May 252017
 

 

Tomorrow (May 26) Fragile Branch Recordings will release the self-titled album by the black metal duo Wreche, and today we premiere a full stream of the album for you.

This is an album I listed back in early January as one of my own eagerly anticipated 2017 releases. I didn’t expect it to sound like anything else, based on what I knew then about the band’s music, and indeed it doesn’t.

If you’re unfamiliar with Wreche, the lead instrument is the piano, accompanied by voice and drums. And by way of further introduction, I’ll quote this eloquent description of some of the sensations of the music:

 

 

“The old piano wire creaks and whines as the hammer turns, wrenching the pin from the rotted maple. Steel clinks and piles upon the concrete while the wires twist and fall, knotting like weeds. As the spirit is pruned, it protests gently, plying the old songs — a final ghostly stride through the mind’s quiet gramophone.”

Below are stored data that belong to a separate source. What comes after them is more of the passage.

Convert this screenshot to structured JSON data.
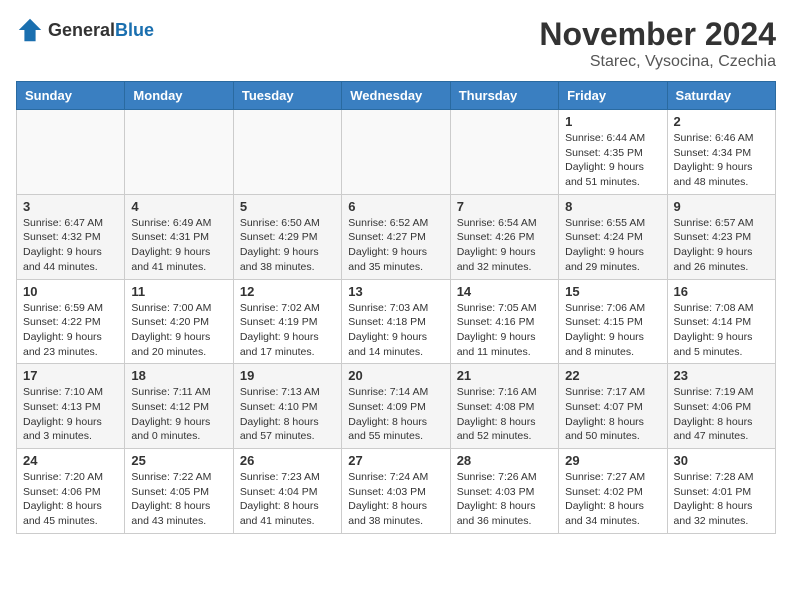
{
  "logo": {
    "general": "General",
    "blue": "Blue"
  },
  "title": "November 2024",
  "subtitle": "Starec, Vysocina, Czechia",
  "days_of_week": [
    "Sunday",
    "Monday",
    "Tuesday",
    "Wednesday",
    "Thursday",
    "Friday",
    "Saturday"
  ],
  "weeks": [
    [
      {
        "day": "",
        "empty": true
      },
      {
        "day": "",
        "empty": true
      },
      {
        "day": "",
        "empty": true
      },
      {
        "day": "",
        "empty": true
      },
      {
        "day": "",
        "empty": true
      },
      {
        "day": "1",
        "sunrise": "6:44 AM",
        "sunset": "4:35 PM",
        "daylight": "9 hours and 51 minutes."
      },
      {
        "day": "2",
        "sunrise": "6:46 AM",
        "sunset": "4:34 PM",
        "daylight": "9 hours and 48 minutes."
      }
    ],
    [
      {
        "day": "3",
        "sunrise": "6:47 AM",
        "sunset": "4:32 PM",
        "daylight": "9 hours and 44 minutes."
      },
      {
        "day": "4",
        "sunrise": "6:49 AM",
        "sunset": "4:31 PM",
        "daylight": "9 hours and 41 minutes."
      },
      {
        "day": "5",
        "sunrise": "6:50 AM",
        "sunset": "4:29 PM",
        "daylight": "9 hours and 38 minutes."
      },
      {
        "day": "6",
        "sunrise": "6:52 AM",
        "sunset": "4:27 PM",
        "daylight": "9 hours and 35 minutes."
      },
      {
        "day": "7",
        "sunrise": "6:54 AM",
        "sunset": "4:26 PM",
        "daylight": "9 hours and 32 minutes."
      },
      {
        "day": "8",
        "sunrise": "6:55 AM",
        "sunset": "4:24 PM",
        "daylight": "9 hours and 29 minutes."
      },
      {
        "day": "9",
        "sunrise": "6:57 AM",
        "sunset": "4:23 PM",
        "daylight": "9 hours and 26 minutes."
      }
    ],
    [
      {
        "day": "10",
        "sunrise": "6:59 AM",
        "sunset": "4:22 PM",
        "daylight": "9 hours and 23 minutes."
      },
      {
        "day": "11",
        "sunrise": "7:00 AM",
        "sunset": "4:20 PM",
        "daylight": "9 hours and 20 minutes."
      },
      {
        "day": "12",
        "sunrise": "7:02 AM",
        "sunset": "4:19 PM",
        "daylight": "9 hours and 17 minutes."
      },
      {
        "day": "13",
        "sunrise": "7:03 AM",
        "sunset": "4:18 PM",
        "daylight": "9 hours and 14 minutes."
      },
      {
        "day": "14",
        "sunrise": "7:05 AM",
        "sunset": "4:16 PM",
        "daylight": "9 hours and 11 minutes."
      },
      {
        "day": "15",
        "sunrise": "7:06 AM",
        "sunset": "4:15 PM",
        "daylight": "9 hours and 8 minutes."
      },
      {
        "day": "16",
        "sunrise": "7:08 AM",
        "sunset": "4:14 PM",
        "daylight": "9 hours and 5 minutes."
      }
    ],
    [
      {
        "day": "17",
        "sunrise": "7:10 AM",
        "sunset": "4:13 PM",
        "daylight": "9 hours and 3 minutes."
      },
      {
        "day": "18",
        "sunrise": "7:11 AM",
        "sunset": "4:12 PM",
        "daylight": "9 hours and 0 minutes."
      },
      {
        "day": "19",
        "sunrise": "7:13 AM",
        "sunset": "4:10 PM",
        "daylight": "8 hours and 57 minutes."
      },
      {
        "day": "20",
        "sunrise": "7:14 AM",
        "sunset": "4:09 PM",
        "daylight": "8 hours and 55 minutes."
      },
      {
        "day": "21",
        "sunrise": "7:16 AM",
        "sunset": "4:08 PM",
        "daylight": "8 hours and 52 minutes."
      },
      {
        "day": "22",
        "sunrise": "7:17 AM",
        "sunset": "4:07 PM",
        "daylight": "8 hours and 50 minutes."
      },
      {
        "day": "23",
        "sunrise": "7:19 AM",
        "sunset": "4:06 PM",
        "daylight": "8 hours and 47 minutes."
      }
    ],
    [
      {
        "day": "24",
        "sunrise": "7:20 AM",
        "sunset": "4:06 PM",
        "daylight": "8 hours and 45 minutes."
      },
      {
        "day": "25",
        "sunrise": "7:22 AM",
        "sunset": "4:05 PM",
        "daylight": "8 hours and 43 minutes."
      },
      {
        "day": "26",
        "sunrise": "7:23 AM",
        "sunset": "4:04 PM",
        "daylight": "8 hours and 41 minutes."
      },
      {
        "day": "27",
        "sunrise": "7:24 AM",
        "sunset": "4:03 PM",
        "daylight": "8 hours and 38 minutes."
      },
      {
        "day": "28",
        "sunrise": "7:26 AM",
        "sunset": "4:03 PM",
        "daylight": "8 hours and 36 minutes."
      },
      {
        "day": "29",
        "sunrise": "7:27 AM",
        "sunset": "4:02 PM",
        "daylight": "8 hours and 34 minutes."
      },
      {
        "day": "30",
        "sunrise": "7:28 AM",
        "sunset": "4:01 PM",
        "daylight": "8 hours and 32 minutes."
      }
    ]
  ],
  "labels": {
    "sunrise": "Sunrise:",
    "sunset": "Sunset:",
    "daylight": "Daylight:"
  }
}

The members of Wreche are John Steven Morgan (piano, vocals) and Barret Baumgart (drums), and this is the latest venture in a long-standing collaboration between the two. In replacing the guitars of black metal with the kaleidoscopic percussive sounds and stylings of the piano, Morgan has twisted and expanded the genre’s musical antecedents in eye-popping ways, creating music that’s adrenaline-triggering, mind-bending, and utterly fascinating.

The first song from the album I heard back in January was a track named “Angel City“. It combines hard-driving percussive propulsion and discordant piano chords and arpeggios, with high, banshee shrieks expressing the lyrics. Eventually the song becomes even more wildly exuberant and unhinged than it sounds at the beginning, with the rocketing double-bass and a maniacal keyboard performance backed by a drifting ambient shimmer and a gravel-throated bass line. At the end, it becomes a grim, skull-splintering stomp. The piano performance is jaw-dropping and the drumming is a match for it.

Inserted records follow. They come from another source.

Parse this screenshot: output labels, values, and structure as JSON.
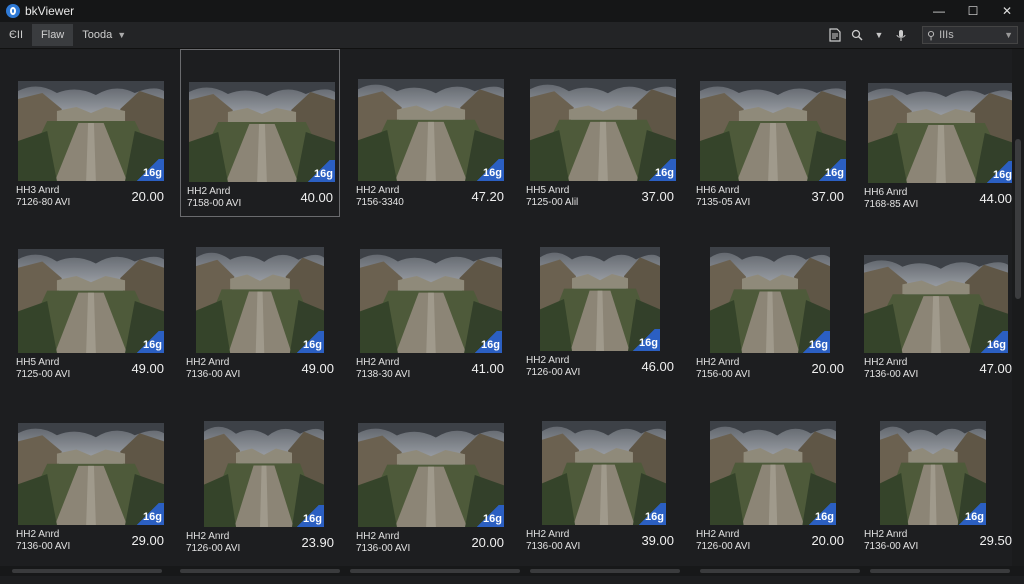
{
  "window": {
    "title": "bkViewer",
    "minimize": "—",
    "maximize": "☐",
    "close": "✕"
  },
  "toolbar": {
    "items": [
      "ЄІІ",
      "Flaw",
      "Tooda"
    ],
    "active_index": 1,
    "filter_label": "IIIs"
  },
  "icons": {
    "app": "app-logo-icon",
    "doc": "document-icon",
    "search": "search-icon",
    "mic": "microphone-icon",
    "filter": "filter-icon"
  },
  "accent_color": "#2b5fc2",
  "cards": [
    {
      "title": "HH3 Anrd",
      "time": "7126-80 AVI",
      "price": "20.00",
      "badge": "16g"
    },
    {
      "title": "HH2 Anrd",
      "time": "7158-00 AVI",
      "price": "40.00",
      "badge": "16g"
    },
    {
      "title": "HH2 Anrd",
      "time": "7156-3340",
      "price": "47.20",
      "badge": "16g"
    },
    {
      "title": "HH5 Anrd",
      "time": "7125-00 Alil",
      "price": "37.00",
      "badge": "16g"
    },
    {
      "title": "HH6 Anrd",
      "time": "7135-05 AVI",
      "price": "37.00",
      "badge": "16g"
    },
    {
      "title": "HH6 Anrd",
      "time": "7168-85 AVI",
      "price": "44.00",
      "badge": "16g"
    },
    {
      "title": "HH5 Anrd",
      "time": "7125-00 AVI",
      "price": "49.00",
      "badge": "16g"
    },
    {
      "title": "HH2 Anrd",
      "time": "7136-00 AVI",
      "price": "49.00",
      "badge": "16g"
    },
    {
      "title": "HH2 Anrd",
      "time": "7138-30 AVI",
      "price": "41.00",
      "badge": "16g"
    },
    {
      "title": "HH2 Anrd",
      "time": "7126-00 AVI",
      "price": "46.00",
      "badge": "16g"
    },
    {
      "title": "HH2 Anrd",
      "time": "7156-00 AVI",
      "price": "20.00",
      "badge": "16g"
    },
    {
      "title": "HH2 Anrd",
      "time": "7136-00 AVI",
      "price": "47.00",
      "badge": "16g"
    },
    {
      "title": "HH2 Anrd",
      "time": "7136-00 AVI",
      "price": "29.00",
      "badge": "16g"
    },
    {
      "title": "HH2 Anrd",
      "time": "7126-00 AVI",
      "price": "23.90",
      "badge": "16g"
    },
    {
      "title": "HH2 Anrd",
      "time": "7136-00 AVI",
      "price": "20.00",
      "badge": "16g"
    },
    {
      "title": "HH2 Anrd",
      "time": "7136-00 AVI",
      "price": "39.00",
      "badge": "16g"
    },
    {
      "title": "HH2 Anrd",
      "time": "7126-00 AVI",
      "price": "20.00",
      "badge": "16g"
    },
    {
      "title": "HH2 Anrd",
      "time": "7136-00 AVI",
      "price": "29.50",
      "badge": "16g"
    }
  ]
}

I wondered, as I know others have, how this unusual assault of sound would hold up over the course of a full album. And the answer is, it holds up astoundingly well, in part because the album isn’t a non-stop assault on the senses (it’s haunting and dreamlike, as well as jarring and disorienting), and in part because the assaults that it does mount don’t all follow the same strategy of conquest. These collisions of sound and style, and the interplay between piano and drums, prove to be immersive over the length of the album precisely because they’re so unusual, so well-conceived, so fascinating, and performed with such remarkable virtuosity.

Moreover, the album is arranged in a way that inexorably draws the listener deep down into this dark well of spells. You will miss much of its animating spirit, and much of its impact, if you don’t start at the beginning and stay with it straight through to the end.

 

And with that, I’ll leave you with these meditations accompanying the album from Wreche, who are based in Los Angeles, the city of angels, the city of shattered dreams:

“There’s nothing here but heat and dust, dust and light, time and space—no great upheaval beyond the mute accumulation of aeons, no setback beyond the routine catastrophe of morning sunrise. Daylight sears and returns every speck of rock and sand, every pore and follicle of human pride and daily grime, each miserable stick of charred inedible plant life back to the perfect sterility of lunar space. What passion could be conceived here, what sin, what germ?

“In the shade it’s 129 degrees. On the asphalt it’s 180. In such climate the body can lose a gallon of water in just a few hours. As the brain begins to coagulate it envisions water everywhere. Across the road, the dead lattice of the dwarf trees twists, blurs and pulses like seaweed inhaling the crests of coastal waves. The undulating layers of fossilized strata stain the cliffs with the leak and drip of virgin springs. The highway mirage ripples cold with alpine refreshment. The pale granite domes high above the scrub pines scream of melting snow. The coyote rotting off the roadside reeks of healing sulfur hot springs. Water — the last thing you’ll find and the only thing you need.”

 

Wreche was recorded at Studio 459 in Los Angeles by John Steven Morgan and Crosby Morgan. All songs were written by John Steven Morgan.

The album was mixed and mastered by Colin Marston at Menegroth, The Thousand Caves, Queens, NY. Credit for the artwork and design goes to Max Moriyama and Athena Wisotsky.

Pre-order:
http://www.fragilebranch.com/Wreche–st-CS_p_152.html
https://wreche.bandcamp.com/

Wreche on Facebook:
https://www.facebook.com/wreche/

 

  4 Responses to “AN NCS ALBUM PREMIERE: WRECHE — “WRECHE””

  1. Very interesting. Reminds me of an incredibly obscure band called Silentist who put up some EPs on bandcamp a few years back and then disappeared.

  2. Damn. This is either a sensory deprivation chamber or its opposite. Hard to tell. Very cool.

  3. I wonder if they toyed around with distorting the piano.

  4. intriguing stuff. noticed its considered or tagged as stride too.
    I dunno, I find that interesting. I can sense the shades of Jelly Roll Morton in the proceedings.
    Feel like this is a band to keep eyes on.